Namun, hingga saat ini belum ada respon yang disampaikan kecuali respon Mahfud yang menyebutkan kalau dokumen tersebut hanyalah sampah.
Dengan begitu pihaknya mendesak PBB dan pemerintah Indonesia untuk menanggapi masalah tapol tersebut secara serius karena ada nyawa yang menjadi taruhannya.
Dalam desakannya tersebut meminta agara 63 tapol bisa dilepaskan sesegara mungkin dan tanpa syarat.
Hal tersebut dilakukan lantaran penjara di Indonesia yang overkapasitas rentan terhadap adanya penularan virus Corona (Covid-19). Di lain sisi, Komisioner Tinggi HAM PBB telah meminta supaya pembebasan tapol harus menjadi prioritas.
Indonesia, dengan angka kematian tertinggi di Asia, telah mengakui resiko penyebaran COVID-19 di penjara yang overkapasitas dengan telah dibebaskannya 30.000 tahanan.

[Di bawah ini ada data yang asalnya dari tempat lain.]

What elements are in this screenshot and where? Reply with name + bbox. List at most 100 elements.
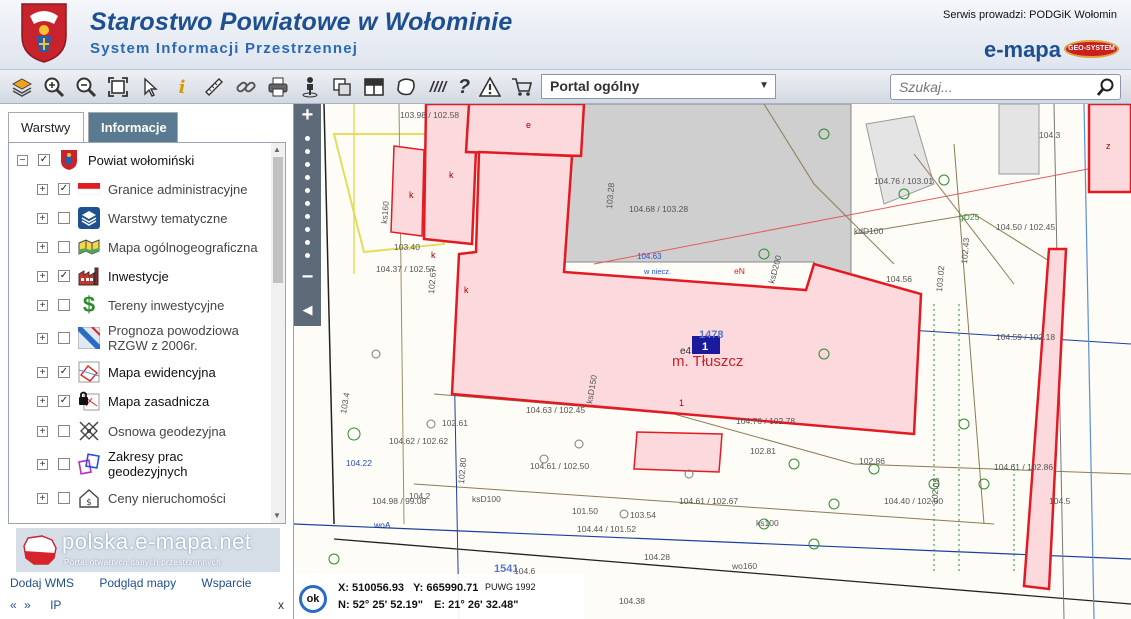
- expand-toggle[interactable]: +: [37, 366, 48, 378]
- dollar-icon: $: [82, 292, 96, 317]
- add-wms-link[interactable]: Dodaj WMS: [10, 576, 74, 590]
- split-view-icon[interactable]: [360, 73, 388, 101]
- zoom-step[interactable]: [305, 227, 310, 232]
- expand-toggle[interactable]: +: [37, 395, 48, 407]
- zoom-minus-button[interactable]: −: [294, 266, 321, 289]
- map-label: 103.40: [394, 242, 420, 252]
- layer-checkbox[interactable]: ✓: [58, 395, 70, 407]
- banner-brand: polska.e-mapa.net: [62, 529, 252, 554]
- expand-toggle[interactable]: +: [37, 241, 48, 253]
- expand-toggle[interactable]: +: [37, 183, 48, 195]
- print-icon[interactable]: [264, 73, 292, 101]
- zoom-step[interactable]: [305, 149, 310, 154]
- layers-icon[interactable]: [8, 73, 36, 101]
- map-label: 104.38: [619, 596, 645, 606]
- tab-informacje[interactable]: Informacje: [88, 112, 178, 142]
- info-icon[interactable]: i: [168, 73, 196, 101]
- collapse-panel-button[interactable]: ◀: [294, 296, 321, 324]
- layer-checkbox[interactable]: [58, 299, 70, 311]
- coordinate-xy: X: 510056.93 Y: 665990.71: [338, 582, 478, 594]
- measure-distance-icon[interactable]: [200, 73, 228, 101]
- powiat-crest-icon: [21, 3, 67, 63]
- coordinate-x: X: 510056.93: [338, 582, 405, 594]
- ok-button[interactable]: ok: [299, 585, 327, 613]
- layer-label: Osnowa geodezyjna: [108, 423, 226, 439]
- expand-toggle[interactable]: +: [37, 492, 48, 504]
- layer-label: Mapa ewidencyjna: [108, 364, 216, 380]
- app-header: Starostwo Powiatowe w Wołominie System I…: [0, 0, 1131, 70]
- pointer-icon[interactable]: [136, 73, 164, 101]
- draw-shape-icon[interactable]: [392, 73, 420, 101]
- layer-checkbox[interactable]: [58, 458, 70, 470]
- factory-icon: [78, 265, 100, 287]
- layer-row-ewidencyjna: + ✓ Mapa ewidencyjna: [37, 359, 285, 385]
- support-link[interactable]: Wsparcie: [201, 576, 251, 590]
- street-view-icon[interactable]: [296, 73, 324, 101]
- link-icon[interactable]: [232, 73, 260, 101]
- scroll-down-icon[interactable]: ▼: [273, 511, 281, 520]
- layer-checkbox[interactable]: ✓: [58, 270, 70, 282]
- expand-toggle[interactable]: +: [37, 425, 48, 437]
- layer-checkbox[interactable]: [58, 212, 70, 224]
- map-label: 104.76 / 103.01: [874, 176, 933, 186]
- layer-row-zakresy: + Zakresy prac geodezyjnych: [37, 447, 285, 481]
- layer-checkbox[interactable]: [58, 425, 70, 437]
- search-input[interactable]: [891, 75, 1086, 99]
- expand-toggle[interactable]: +: [37, 458, 48, 470]
- layer-checkbox[interactable]: ✓: [58, 366, 70, 378]
- full-extent-icon[interactable]: [104, 73, 132, 101]
- zoom-plus-button[interactable]: +: [294, 104, 321, 127]
- zoom-step[interactable]: [305, 136, 310, 141]
- crs-label: PUWG 1992: [485, 582, 536, 592]
- search-icon[interactable]: [1096, 77, 1116, 97]
- tab-warstwy[interactable]: Warstwy: [8, 112, 84, 142]
- portal-select[interactable]: Portal ogólny ▼: [541, 74, 776, 99]
- scroll-up-icon[interactable]: ▲: [273, 145, 281, 154]
- map-label: 103.02: [934, 265, 946, 292]
- map-label: 104.44 / 101.52: [577, 524, 636, 534]
- layer-checkbox[interactable]: [58, 241, 70, 253]
- scrollbar-thumb[interactable]: [273, 157, 283, 283]
- map-label: 104.59 / 102.18: [996, 332, 1055, 342]
- collapse-toggle[interactable]: −: [17, 154, 28, 166]
- parcel-number-label: 1478: [699, 329, 723, 341]
- zoom-step[interactable]: [305, 214, 310, 219]
- map-view[interactable]: e k k k k z 104.68 / 103.28 104.63 w nie…: [294, 104, 1131, 619]
- ip-link[interactable]: IP: [50, 598, 61, 612]
- zoom-step[interactable]: [305, 188, 310, 193]
- map-label: w niecz.: [643, 267, 671, 276]
- layer-checkbox[interactable]: [58, 332, 70, 344]
- expand-toggle[interactable]: +: [37, 332, 48, 344]
- prev-button[interactable]: «: [10, 598, 17, 612]
- zoom-in-icon[interactable]: [40, 73, 68, 101]
- compare-maps-icon[interactable]: [328, 73, 356, 101]
- zoom-slider[interactable]: + −: [294, 104, 321, 326]
- map-label: gD25: [959, 212, 980, 222]
- next-button[interactable]: »: [24, 598, 31, 612]
- layer-checkbox[interactable]: ✓: [38, 154, 50, 166]
- general-map-icon: [78, 236, 100, 258]
- zoom-step[interactable]: [305, 175, 310, 180]
- layer-checkbox[interactable]: ✓: [58, 183, 70, 195]
- zoom-step[interactable]: [305, 253, 310, 258]
- cart-icon[interactable]: [508, 73, 536, 101]
- map-label: 103.98 / 102.58: [400, 110, 459, 120]
- polska-emapa-banner[interactable]: polska.e-mapa.net Portal otwartych danyc…: [16, 528, 280, 572]
- zoom-step[interactable]: [305, 240, 310, 245]
- expand-toggle[interactable]: +: [37, 212, 48, 224]
- expand-toggle[interactable]: +: [37, 299, 48, 311]
- layer-label: Warstwy tematyczne: [108, 210, 228, 226]
- layer-tree-scrollbar[interactable]: ▲ ▼: [271, 143, 285, 523]
- expand-toggle[interactable]: +: [37, 270, 48, 282]
- hatch-lines-icon[interactable]: ////: [424, 73, 452, 101]
- zoom-step[interactable]: [305, 201, 310, 206]
- map-canvas[interactable]: e k k k k z 104.68 / 103.28 104.63 w nie…: [294, 104, 1131, 619]
- zoom-out-icon[interactable]: [72, 73, 100, 101]
- warning-icon[interactable]: [476, 73, 504, 101]
- help-icon[interactable]: ?: [450, 73, 478, 101]
- zoom-step[interactable]: [305, 162, 310, 167]
- map-preview-link[interactable]: Podgląd mapy: [99, 576, 176, 590]
- layer-checkbox[interactable]: [58, 492, 70, 504]
- close-panel-button[interactable]: x: [278, 598, 284, 612]
- parcel-small-label: 1: [679, 398, 684, 408]
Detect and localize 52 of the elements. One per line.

Namun, ke-63 tapol ini, yang tidak menimbulkan ancaman bagi masyarakat, masih dipenjara.
Dalam kesempatan yang sama Jennifer Robinson juga mengatakan bahwa desakan itu dibuat karena adanya ancaman serius terhadap keselamatan jiwa tahanan.
"Yang ditahan di penjara yang overkapasitas di tengah pandemi di Indonesia. Kini penahanan mereka tidak hanya tidak sah tapi juga mengancam keselamatan jiwa. Semua 63 tapol tersebut harus segera dibebaskan tanpa syarat," ujar Jennifer.